Love her or hate her, there’s no doubt Britain’s Margaret Thatcher left her mark on the world.
Thatcher, who became the country’s first (and to date, only) female prime minister in 1979, died on Monday following a stroke. To conservatives, she’s a no-nonsense lawmaker who helped the West win the Cold War, fought for the Falkland Islands, and loosened Big Labor’s stranglehold on the U.K. economy. To liberals, she heartlessly crushed the working class and privatized British industry.
Here in the United States, opinions on Thatcher are similarly divided. But there’s no doubt that the Iron Lady affected U.S. politics. Here’s how:
-She teamed up with Reagan to win the Cold War
Ronald Reagan was elected just a year after Thatcher assumed her role as prime minister. The two formed a strong alliance, which was beneficial in ending the Cold War. She played a pivotal role in convincing Reagan that then-Soviet leader Mikhail Gorbachev could be trusted. “I like Mr. Gorbachev. We can do business together,” Thatcher famously said.

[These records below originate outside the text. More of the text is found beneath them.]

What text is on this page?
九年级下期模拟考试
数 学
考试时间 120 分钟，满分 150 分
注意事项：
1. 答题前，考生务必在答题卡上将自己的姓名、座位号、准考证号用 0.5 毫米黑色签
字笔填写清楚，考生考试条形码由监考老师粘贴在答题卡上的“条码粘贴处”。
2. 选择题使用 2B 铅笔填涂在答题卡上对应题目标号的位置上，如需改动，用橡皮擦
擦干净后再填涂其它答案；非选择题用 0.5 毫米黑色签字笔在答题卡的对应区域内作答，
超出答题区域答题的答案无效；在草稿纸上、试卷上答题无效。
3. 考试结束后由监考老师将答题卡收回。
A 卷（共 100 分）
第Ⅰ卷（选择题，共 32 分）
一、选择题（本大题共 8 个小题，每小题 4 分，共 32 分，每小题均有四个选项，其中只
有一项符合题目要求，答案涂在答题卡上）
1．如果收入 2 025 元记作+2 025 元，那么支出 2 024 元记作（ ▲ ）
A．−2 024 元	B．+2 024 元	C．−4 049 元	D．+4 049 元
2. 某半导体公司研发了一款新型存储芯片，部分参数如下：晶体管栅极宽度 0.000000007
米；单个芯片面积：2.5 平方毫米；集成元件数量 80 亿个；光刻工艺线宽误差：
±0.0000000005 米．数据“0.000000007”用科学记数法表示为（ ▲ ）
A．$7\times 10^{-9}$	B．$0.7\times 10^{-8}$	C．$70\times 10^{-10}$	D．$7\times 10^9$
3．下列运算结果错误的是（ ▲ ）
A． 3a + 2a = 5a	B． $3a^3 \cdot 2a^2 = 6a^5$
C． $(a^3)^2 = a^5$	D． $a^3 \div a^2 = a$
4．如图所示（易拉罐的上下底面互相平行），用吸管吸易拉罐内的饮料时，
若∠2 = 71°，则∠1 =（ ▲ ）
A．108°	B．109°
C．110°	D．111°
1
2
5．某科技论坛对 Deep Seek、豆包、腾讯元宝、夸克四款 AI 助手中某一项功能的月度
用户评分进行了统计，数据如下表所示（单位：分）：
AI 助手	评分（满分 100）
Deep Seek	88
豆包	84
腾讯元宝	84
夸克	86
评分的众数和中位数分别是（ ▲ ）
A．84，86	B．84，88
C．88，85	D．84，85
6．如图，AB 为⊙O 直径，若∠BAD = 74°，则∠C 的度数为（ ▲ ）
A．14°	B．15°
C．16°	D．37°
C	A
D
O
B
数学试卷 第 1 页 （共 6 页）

-She tried to talk Reagan out of Grenada
Reagan and Thatcher’s relationship wasn’t always so special. She was strongly against his invasion of Grenada following a military coup in 1983. In her memoir, she said she was “deeply disturbed” by it. Reagan’s former Chief of Staff, James Baker, told msnbc’s Andrea Mitchell that Thatcher called and skewered Reagan, saying, “Ronny, that is not consultation. That is notification.”
-She got the U.S. involved in the Falklands
In 1982, Argentina’s military occupied the Falkland Islands, a British territory that the country claims as its own. Thatcher deployed British troops, and the U.S. eventually backed her. Luke Coffey, a former adviser to the British government, told NPR that “Thatcher has said that without help from the U.S…Britain would not have been able to liberate the Falklands.”

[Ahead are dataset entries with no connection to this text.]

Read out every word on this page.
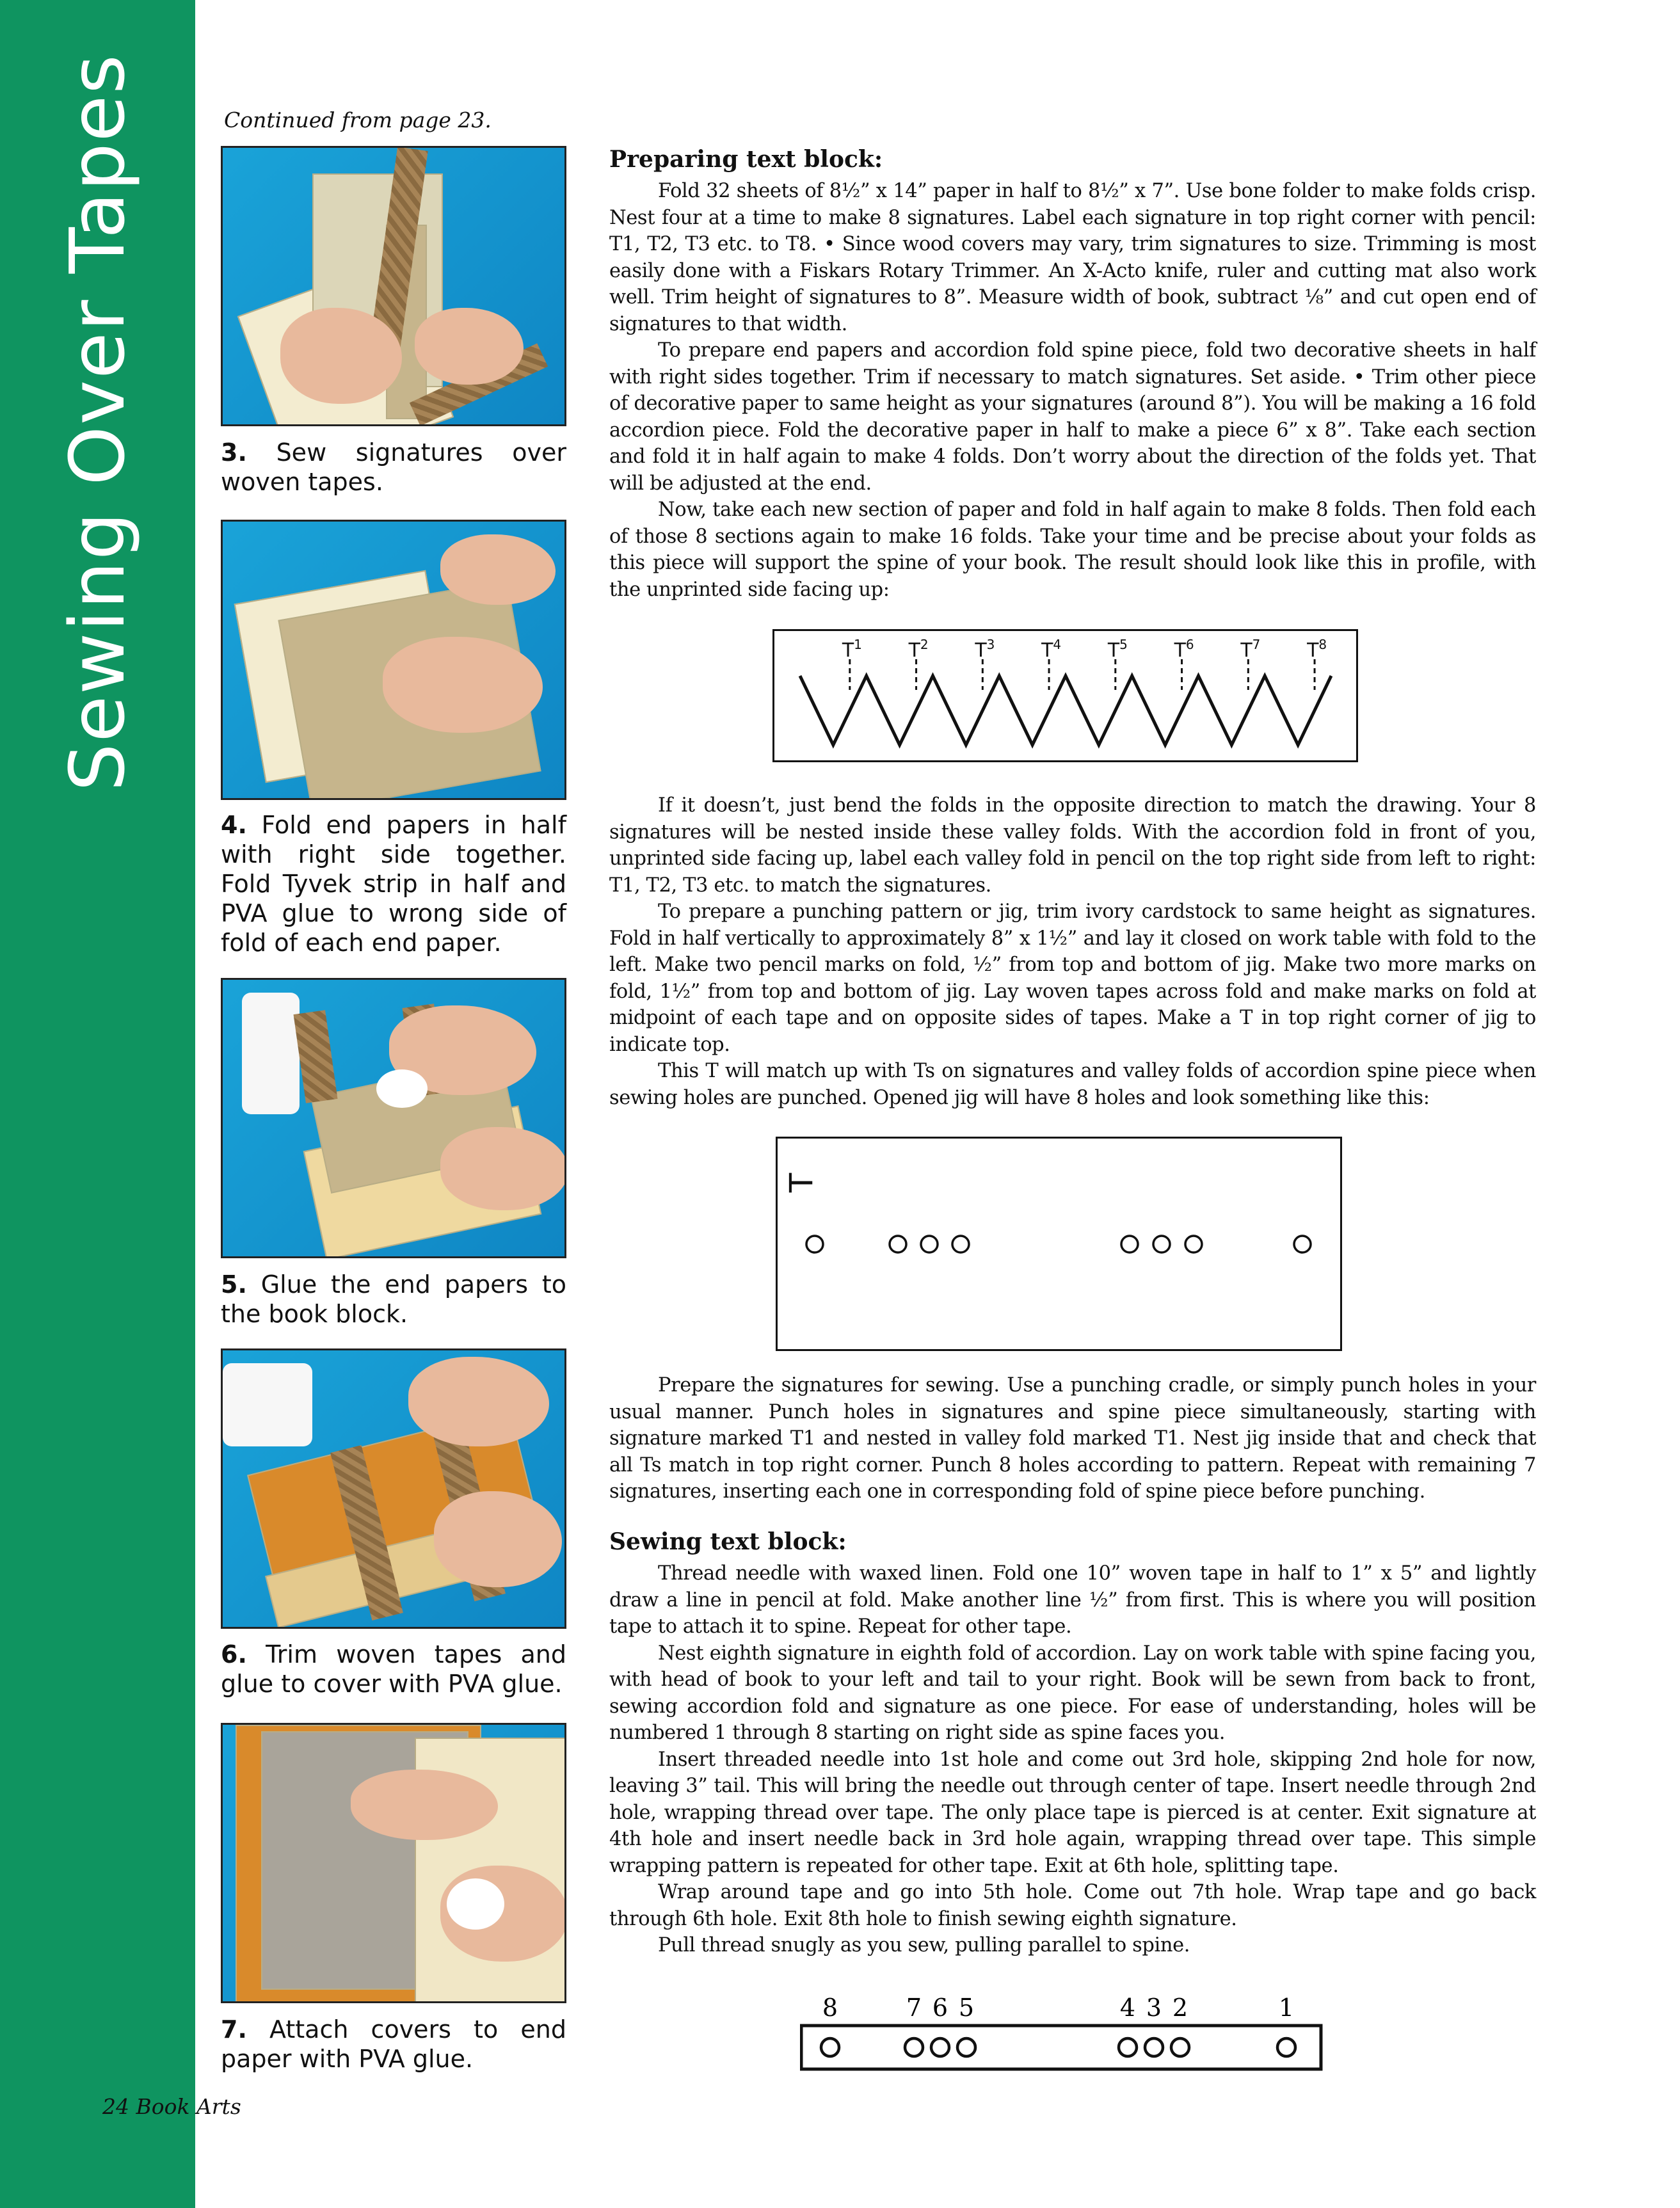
Sewing Over Tapes	Continued from page 23.
3. Sew signatures over woven tapes.
4. Fold end papers in half with right side together. Fold Tyvek strip in half and PVA glue to wrong side of fold of each end paper.
5. Glue the end papers to the book block.
6. Trim woven tapes and glue to cover with PVA glue.
7. Attach covers to end paper with PVA glue.
24 Book Arts
Preparing text block:

Fold 32 sheets of 8½” x 14” paper in half to 8½” x 7”. Use bone folder to make folds crisp. Nest four at a time to make 8 signatures. Label each signature in top right corner with pencil: T1, T2, T3 etc. to T8. • Since wood covers may vary, trim signatures to size. Trimming is most easily done with a Fiskars Rotary Trimmer. An X-Acto knife, ruler and cutting mat also work well. Trim height of signatures to 8”. Measure width of book, subtract ⅛” and cut open end of signatures to that width.

To prepare end papers and accordion fold spine piece, fold two decorative sheets in half with right sides together. Trim if necessary to match signatures. Set aside. • Trim other piece of decorative paper to same height as your signatures (around 8”). You will be making a 16 fold accordion piece. Fold the decorative paper in half to make a piece 6” x 8”. Take each section and fold it in half again to make 4 folds. Don’t worry about the direction of the folds yet. That will be adjusted at the end.

Now, take each new section of paper and fold in half again to make 8 folds. Then fold each of those 8 sections again to make 16 folds. Take your time and be precise about your folds as this piece will support the spine of your book. The result should look like this in profile, with the unprinted side facing up:

$T^1$ $T^2$ $T^3$ $T^4$ $T^5$ $T^6$ $T^7$ $T^8$

If it doesn’t, just bend the folds in the opposite direction to match the drawing. Your 8 signatures will be nested inside these valley folds. With the accordion fold in front of you, unprinted side facing up, label each valley fold in pencil on the top right side from left to right: T1, T2, T3 etc. to match the signatures.

To prepare a punching pattern or jig, trim ivory cardstock to same height as signatures. Fold in half vertically to approximately 8” x 1½” and lay it closed on work table with fold to the left. Make two pencil marks on fold, ½” from top and bottom of jig. Make two more marks on fold, 1½” from top and bottom of jig. Lay woven tapes across fold and make marks on fold at midpoint of each tape and on opposite sides of tapes. Make a T in top right corner of jig to indicate top.

This T will match up with Ts on signatures and valley folds of accordion spine piece when sewing holes are punched. Opened jig will have 8 holes and look something like this:

T

Prepare the signatures for sewing. Use a punching cradle, or simply punch holes in your usual manner. Punch holes in signatures and spine piece simultaneously, starting with signature marked T1 and nested in valley fold marked T1. Nest jig inside that and check that all Ts match in top right corner. Punch 8 holes according to pattern. Repeat with remaining 7 signatures, inserting each one in corresponding fold of spine piece before punching.

Sewing text block:

Thread needle with waxed linen. Fold one 10” woven tape in half to 1” x 5” and lightly draw a line in pencil at fold. Make another line ½” from first. This is where you will position tape to attach it to spine. Repeat for other tape.

Nest eighth signature in eighth fold of accordion. Lay on work table with spine facing you, with head of book to your left and tail to your right. Book will be sewn from back to front, sewing accordion fold and signature as one piece. For ease of understanding, holes will be numbered 1 through 8 starting on right side as spine faces you.

Insert threaded needle into 1st hole and come out 3rd hole, skipping 2nd hole for now, leaving 3” tail. This will bring the needle out through center of tape. Insert needle through 2nd hole, wrapping thread over tape. The only place tape is pierced is at center. Exit signature at 4th hole and insert needle back in 3rd hole again, wrapping thread over tape. This simple wrapping pattern is repeated for other tape. Exit at 6th hole, splitting tape.

Wrap around tape and go into 5th hole. Come out 7th hole. Wrap tape and go back through 6th hole. Exit 8th hole to finish sewing eighth signature.

Pull thread snugly as you sew, pulling parallel to spine.

8	7 6 5	4 3 2	1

-She urged George H. W. Bush to intervene in the Persian Gulf
Thatcher famously urged President George H.W. Bush to send troops into the Middle East to drive the Iraqi army out of Kuwait. The prime minister was in the U.S. when Iraqi leader Saddam Hussein invaded the neighboring country in August 1990. During a telephone conversation with Bush, Thatcher insisted that this is “no time to go wobbly.”

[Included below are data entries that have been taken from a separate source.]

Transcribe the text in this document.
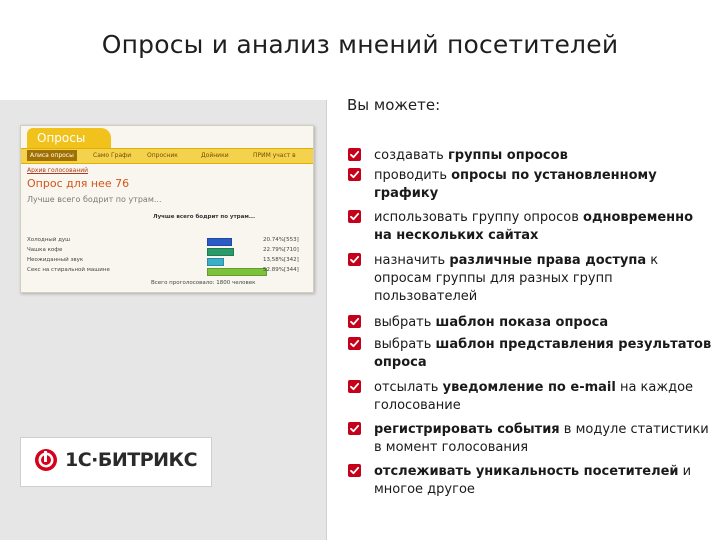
Опросы и анализ мнений посетителей
Опросы
Алиса опросы	Само Графи	Опросник	Дойники	ПРИМ участ в
Архив голосований
Опрос для нее 76
Лучше всего бодрит по утрам...
Лучше всего бодрит по утрам...
Холодный душ	20.74%[553]
Чашка кофе	22.79%[710]
Неожиданный звук	13,58%[342]
Секс на стиральной машине	52.89%[344]
Всего проголосовало: 1800 человек
1С·БИТРИКС
Вы можете:
создавать группы опросов
проводить опросы по установленному графику
использовать группу опросов одновременно на нескольких сайтах
назначить различные права доступа к опросам группы для разных групп пользователей
выбрать шаблон показа опроса
выбрать шаблон представления результатов опроса
отсылать уведомление по e-mail на каждое голосование
регистрировать события в модуле статистики в момент голосования
отслеживать уникальность посетителей и многое другое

-And she became an icon for conservatives
In her passing, American conservatives are hailing Thatcher as a hero. Former President George H.W. Bush called her “one of the 20th century’s fiercest advocates of freedom and free markets,” who will “inspire future generations. Senate Minority Leader Mitch McConnell said Thatcher will “forever stand as a model for those who wish to change society.” House majority leader Eric Cantor said she “inspired to world to empower people and families over government.” House Speaker commended her “no nonsense” leadership style.